What is a Living Trust?
A Living Trust is probably the most common instrument used by estate planners today for passing property upon death. A Living Trust allows an individual (the "Settlor") to put all of his or her property into a revocable living trust and name himself or herself as trustee. When the Settlor dies, the successor trustee conveys the property held in the Living Trust to the beneficiary designated by the Settlor in the Trust instrument.
A Living Trust allows the Settlor to pass his or her assets to a beneficiary quickly and inexpensively upon death of the Settlor and to revoke the Trust at any time during the life of the Settlor.
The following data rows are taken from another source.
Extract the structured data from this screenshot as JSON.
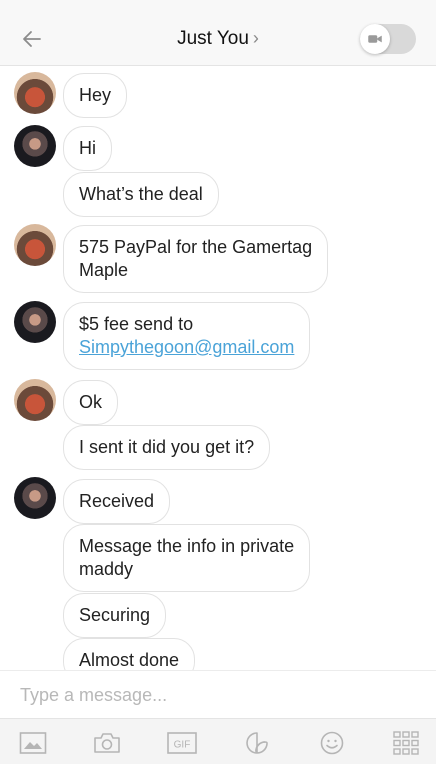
{
  "header": {
    "title": "Just You",
    "chevron": "›",
    "back_icon": "back-arrow-icon",
    "video_icon": "video-camera-icon"
  },
  "messages": [
    {
      "sender": "user_a",
      "text": "Hey"
    },
    {
      "sender": "user_b",
      "text": "Hi"
    },
    {
      "sender": "user_b",
      "text": "What’s the deal"
    },
    {
      "sender": "user_a",
      "text_line1": "575 PayPal for the Gamertag",
      "text_line2": "Maple"
    },
    {
      "sender": "user_b",
      "text_line1": "$5 fee send to",
      "link": "Simpythegoon@gmail.com"
    },
    {
      "sender": "user_a",
      "text": "Ok"
    },
    {
      "sender": "user_a",
      "text": "I sent it did you get it?"
    },
    {
      "sender": "user_b",
      "text": "Received"
    },
    {
      "sender": "user_b",
      "text_line1": "Message the info in private",
      "text_line2": "maddy"
    },
    {
      "sender": "user_b",
      "text": "Securing"
    },
    {
      "sender": "user_b",
      "text": "Almost done"
    }
  ],
  "composer": {
    "placeholder": "Type a message...",
    "value": ""
  },
  "toolbar": {
    "items": [
      "image-icon",
      "camera-icon",
      "gif-icon",
      "sticker-icon",
      "emoji-icon",
      "apps-grid-icon"
    ],
    "gif_label": "GIF"
  },
  "colors": {
    "link": "#4aa3d8",
    "bubble_border": "#e2e2e2",
    "toolbar_bg": "#f4f4f4",
    "icon_gray": "#b5b5b5"
  }
}
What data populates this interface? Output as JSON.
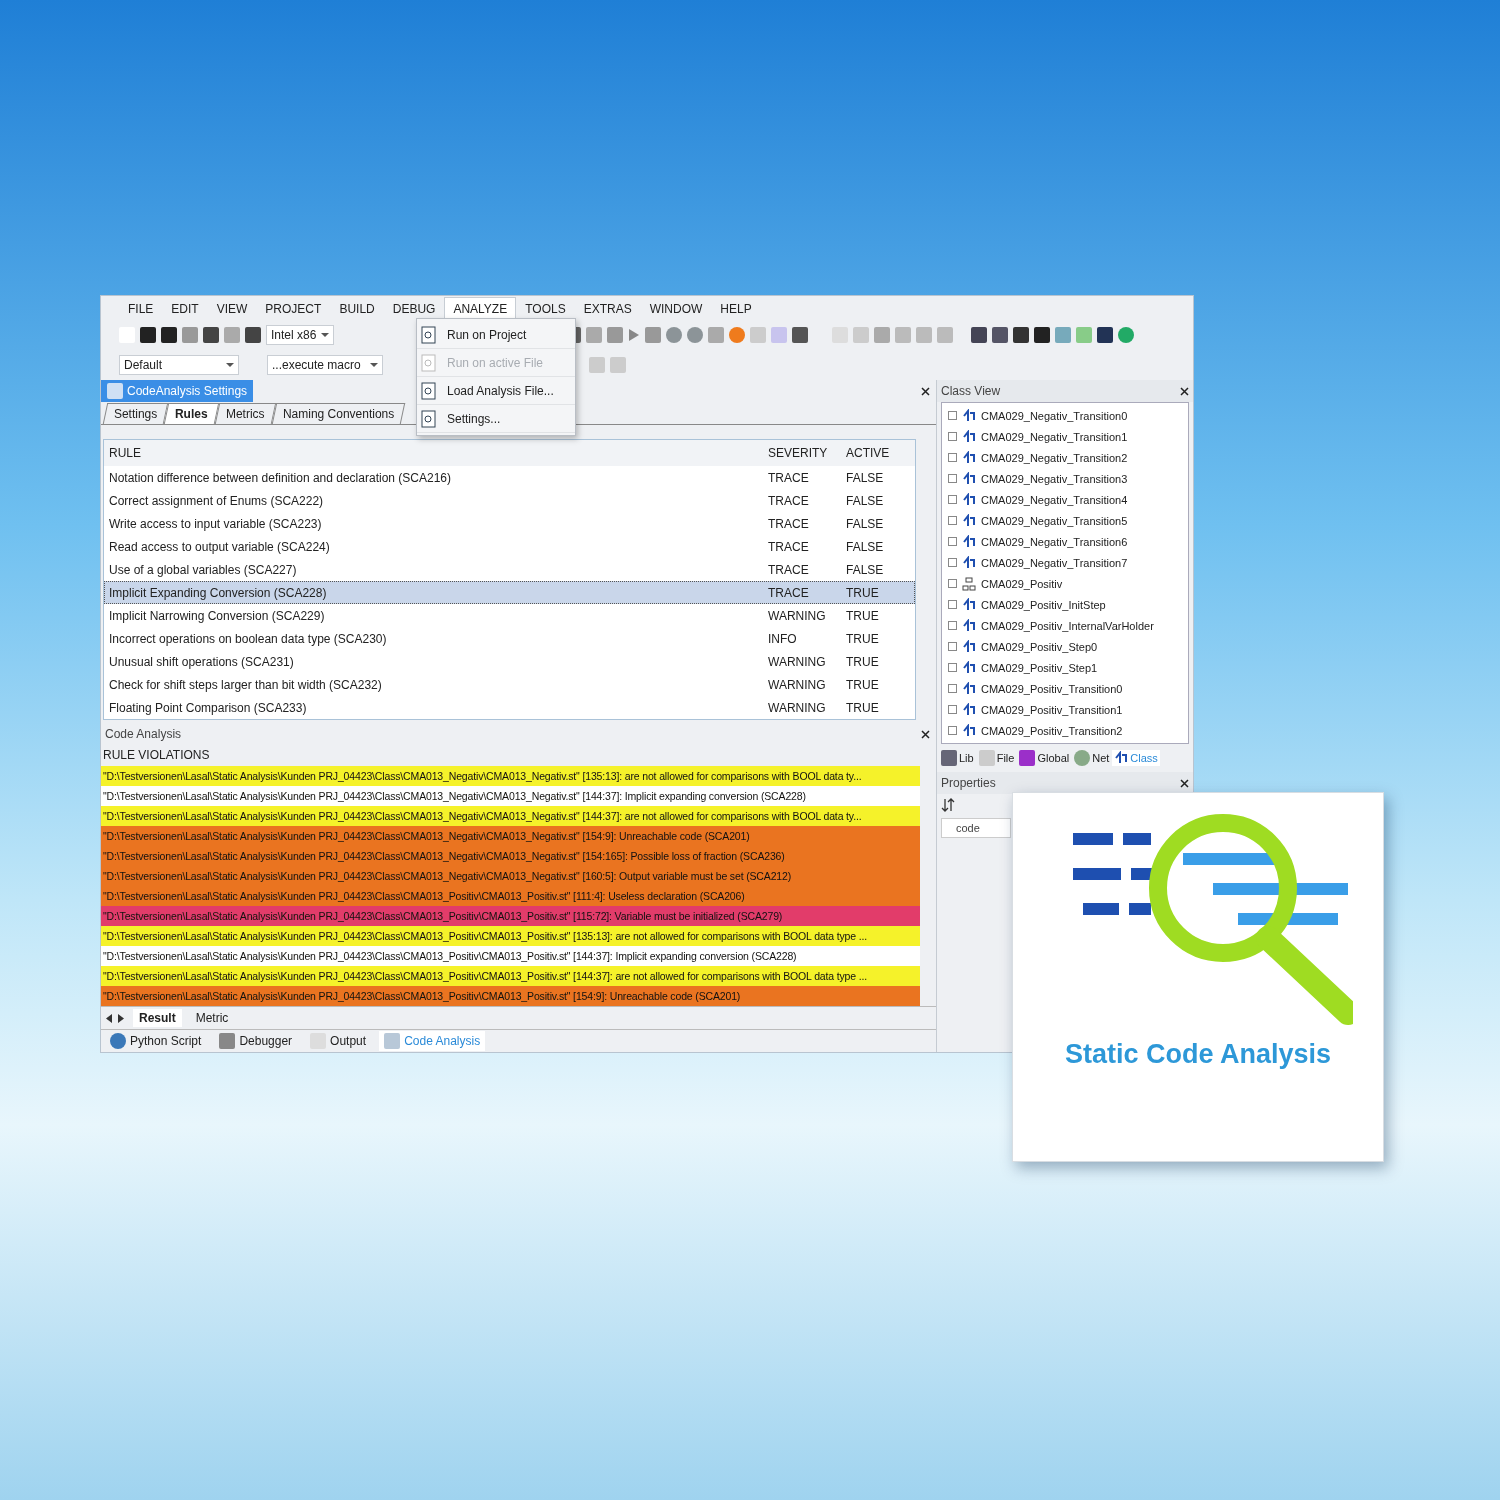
{
  "menu": [
    {
      "label": "FILE",
      "selected": false
    },
    {
      "label": "EDIT",
      "selected": false
    },
    {
      "label": "VIEW",
      "selected": false
    },
    {
      "label": "PROJECT",
      "selected": false
    },
    {
      "label": "BUILD",
      "selected": false
    },
    {
      "label": "DEBUG",
      "selected": false
    },
    {
      "label": "ANALYZE",
      "selected": true
    },
    {
      "label": "TOOLS",
      "selected": false
    },
    {
      "label": "EXTRAS",
      "selected": false
    },
    {
      "label": "WINDOW",
      "selected": false
    },
    {
      "label": "HELP",
      "selected": false
    }
  ],
  "analyze_menu": [
    {
      "label": "Run on Project",
      "disabled": false
    },
    {
      "label": "Run on active File",
      "disabled": true
    },
    {
      "label": "Load Analysis File...",
      "disabled": false
    },
    {
      "label": "Settings...",
      "disabled": false
    }
  ],
  "toolbar": {
    "platform": "Intel x86",
    "configuration": "Default",
    "macro": "...execute macro"
  },
  "document_tab": "CodeAnalysis Settings",
  "settings_tabs": [
    {
      "label": "Settings",
      "selected": false
    },
    {
      "label": "Rules",
      "selected": true
    },
    {
      "label": "Metrics",
      "selected": false
    },
    {
      "label": "Naming Conventions",
      "selected": false
    }
  ],
  "rules_table": {
    "columns": [
      "RULE",
      "SEVERITY",
      "ACTIVE"
    ],
    "rows": [
      {
        "rule": "Notation difference between definition and declaration (SCA216)",
        "severity": "TRACE",
        "active": "FALSE",
        "selected": false
      },
      {
        "rule": "Correct assignment of Enums (SCA222)",
        "severity": "TRACE",
        "active": "FALSE",
        "selected": false
      },
      {
        "rule": "Write access to input variable (SCA223)",
        "severity": "TRACE",
        "active": "FALSE",
        "selected": false
      },
      {
        "rule": "Read access to output variable (SCA224)",
        "severity": "TRACE",
        "active": "FALSE",
        "selected": false
      },
      {
        "rule": "Use of a global variables (SCA227)",
        "severity": "TRACE",
        "active": "FALSE",
        "selected": false
      },
      {
        "rule": "Implicit Expanding Conversion (SCA228)",
        "severity": "TRACE",
        "active": "TRUE",
        "selected": true
      },
      {
        "rule": "Implicit Narrowing Conversion (SCA229)",
        "severity": "WARNING",
        "active": "TRUE",
        "selected": false
      },
      {
        "rule": "Incorrect operations on boolean data type (SCA230)",
        "severity": "INFO",
        "active": "TRUE",
        "selected": false
      },
      {
        "rule": "Unusual shift operations (SCA231)",
        "severity": "WARNING",
        "active": "TRUE",
        "selected": false
      },
      {
        "rule": "Check for shift steps larger than bit width (SCA232)",
        "severity": "WARNING",
        "active": "TRUE",
        "selected": false
      },
      {
        "rule": "Floating Point Comparison (SCA233)",
        "severity": "WARNING",
        "active": "TRUE",
        "selected": false
      }
    ]
  },
  "code_analysis": {
    "title": "Code Analysis",
    "heading": "RULE VIOLATIONS",
    "rows": [
      {
        "text": "\"D:\\Testversionen\\Lasal\\Static Analysis\\Kunden PRJ_04423\\Class\\CMA013_Negativ\\CMA013_Negativ.st\" [135:13]: are not allowed for comparisons with BOOL data ty...",
        "color": "#f5f22a"
      },
      {
        "text": "\"D:\\Testversionen\\Lasal\\Static Analysis\\Kunden PRJ_04423\\Class\\CMA013_Negativ\\CMA013_Negativ.st\" [144:37]: Implicit expanding conversion (SCA228)",
        "color": "#ffffff"
      },
      {
        "text": "\"D:\\Testversionen\\Lasal\\Static Analysis\\Kunden PRJ_04423\\Class\\CMA013_Negativ\\CMA013_Negativ.st\" [144:37]: are not allowed for comparisons with BOOL data ty...",
        "color": "#f5f22a"
      },
      {
        "text": "\"D:\\Testversionen\\Lasal\\Static Analysis\\Kunden PRJ_04423\\Class\\CMA013_Negativ\\CMA013_Negativ.st\" [154:9]: Unreachable code (SCA201)",
        "color": "#ea7420"
      },
      {
        "text": "\"D:\\Testversionen\\Lasal\\Static Analysis\\Kunden PRJ_04423\\Class\\CMA013_Negativ\\CMA013_Negativ.st\" [154:165]: Possible loss of fraction (SCA236)",
        "color": "#ea7420"
      },
      {
        "text": "\"D:\\Testversionen\\Lasal\\Static Analysis\\Kunden PRJ_04423\\Class\\CMA013_Negativ\\CMA013_Negativ.st\" [160:5]: Output variable must be set (SCA212)",
        "color": "#ea7420"
      },
      {
        "text": "\"D:\\Testversionen\\Lasal\\Static Analysis\\Kunden PRJ_04423\\Class\\CMA013_Positiv\\CMA013_Positiv.st\" [111:4]: Useless declaration (SCA206)",
        "color": "#ea7420"
      },
      {
        "text": "\"D:\\Testversionen\\Lasal\\Static Analysis\\Kunden PRJ_04423\\Class\\CMA013_Positiv\\CMA013_Positiv.st\" [115:72]: Variable must be initialized (SCA279)",
        "color": "#e23c6a"
      },
      {
        "text": "\"D:\\Testversionen\\Lasal\\Static Analysis\\Kunden PRJ_04423\\Class\\CMA013_Positiv\\CMA013_Positiv.st\" [135:13]: are not allowed for comparisons with BOOL data type ...",
        "color": "#f5f22a"
      },
      {
        "text": "\"D:\\Testversionen\\Lasal\\Static Analysis\\Kunden PRJ_04423\\Class\\CMA013_Positiv\\CMA013_Positiv.st\" [144:37]: Implicit expanding conversion (SCA228)",
        "color": "#ffffff"
      },
      {
        "text": "\"D:\\Testversionen\\Lasal\\Static Analysis\\Kunden PRJ_04423\\Class\\CMA013_Positiv\\CMA013_Positiv.st\" [144:37]: are not allowed for comparisons with BOOL data type ...",
        "color": "#f5f22a"
      },
      {
        "text": "\"D:\\Testversionen\\Lasal\\Static Analysis\\Kunden PRJ_04423\\Class\\CMA013_Positiv\\CMA013_Positiv.st\" [154:9]: Unreachable code (SCA201)",
        "color": "#ea7420"
      }
    ]
  },
  "result_tabs": [
    {
      "label": "Result",
      "selected": true
    },
    {
      "label": "Metric",
      "selected": false
    }
  ],
  "output_tabs": [
    {
      "label": "Python Script",
      "kind": "python",
      "selected": false
    },
    {
      "label": "Debugger",
      "kind": "debugger",
      "selected": false
    },
    {
      "label": "Output",
      "kind": "output",
      "selected": false
    },
    {
      "label": "Code Analysis",
      "kind": "analysis",
      "selected": true
    }
  ],
  "class_view": {
    "title": "Class View",
    "items": [
      {
        "label": "CMA029_Negativ_Transition0",
        "kind": "transition"
      },
      {
        "label": "CMA029_Negativ_Transition1",
        "kind": "transition"
      },
      {
        "label": "CMA029_Negativ_Transition2",
        "kind": "transition"
      },
      {
        "label": "CMA029_Negativ_Transition3",
        "kind": "transition"
      },
      {
        "label": "CMA029_Negativ_Transition4",
        "kind": "transition"
      },
      {
        "label": "CMA029_Negativ_Transition5",
        "kind": "transition"
      },
      {
        "label": "CMA029_Negativ_Transition6",
        "kind": "transition"
      },
      {
        "label": "CMA029_Negativ_Transition7",
        "kind": "transition"
      },
      {
        "label": "CMA029_Positiv",
        "kind": "network"
      },
      {
        "label": "CMA029_Positiv_InitStep",
        "kind": "transition"
      },
      {
        "label": "CMA029_Positiv_InternalVarHolder",
        "kind": "transition"
      },
      {
        "label": "CMA029_Positiv_Step0",
        "kind": "transition"
      },
      {
        "label": "CMA029_Positiv_Step1",
        "kind": "transition"
      },
      {
        "label": "CMA029_Positiv_Transition0",
        "kind": "transition"
      },
      {
        "label": "CMA029_Positiv_Transition1",
        "kind": "transition"
      },
      {
        "label": "CMA029_Positiv_Transition2",
        "kind": "transition"
      }
    ],
    "tabs": [
      {
        "label": "Lib",
        "kind": "lib",
        "selected": false
      },
      {
        "label": "File",
        "kind": "file",
        "selected": false
      },
      {
        "label": "Global",
        "kind": "global",
        "selected": false
      },
      {
        "label": "Net",
        "kind": "net",
        "selected": false
      },
      {
        "label": "Class",
        "kind": "class",
        "selected": true
      }
    ]
  },
  "properties": {
    "title": "Properties",
    "field": "code"
  },
  "badge": {
    "title": "Static Code Analysis"
  }
}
A Trust may be funded by a life insurance policy even though the actual funds do not go into the trust until the Settlor passes away.
One Common Complaint About the Living Trust
One common complaint about the Living Trust is that it should be drafted by an attorney which can result in a lengthy and expensive document. You may be able to find online software to help you draft the document yourself, but doing may expose you to the risk of not crossing a "t" or dotting an "i" and having the trust declared invalid.
States that provide protections to family members such as the probate homestead found in Florida and California are unavailable to dependents of the Settlor. Also, creditors may be able to attach property of the Trust if the Settlor's estate is insufficient to cover the debts.
Trust Property Is Included in Decedent's Estate
Trust property is included in the decedent's taxable estate for estate tax purposes. The beneficiary takes the property at a "stepped up" basis.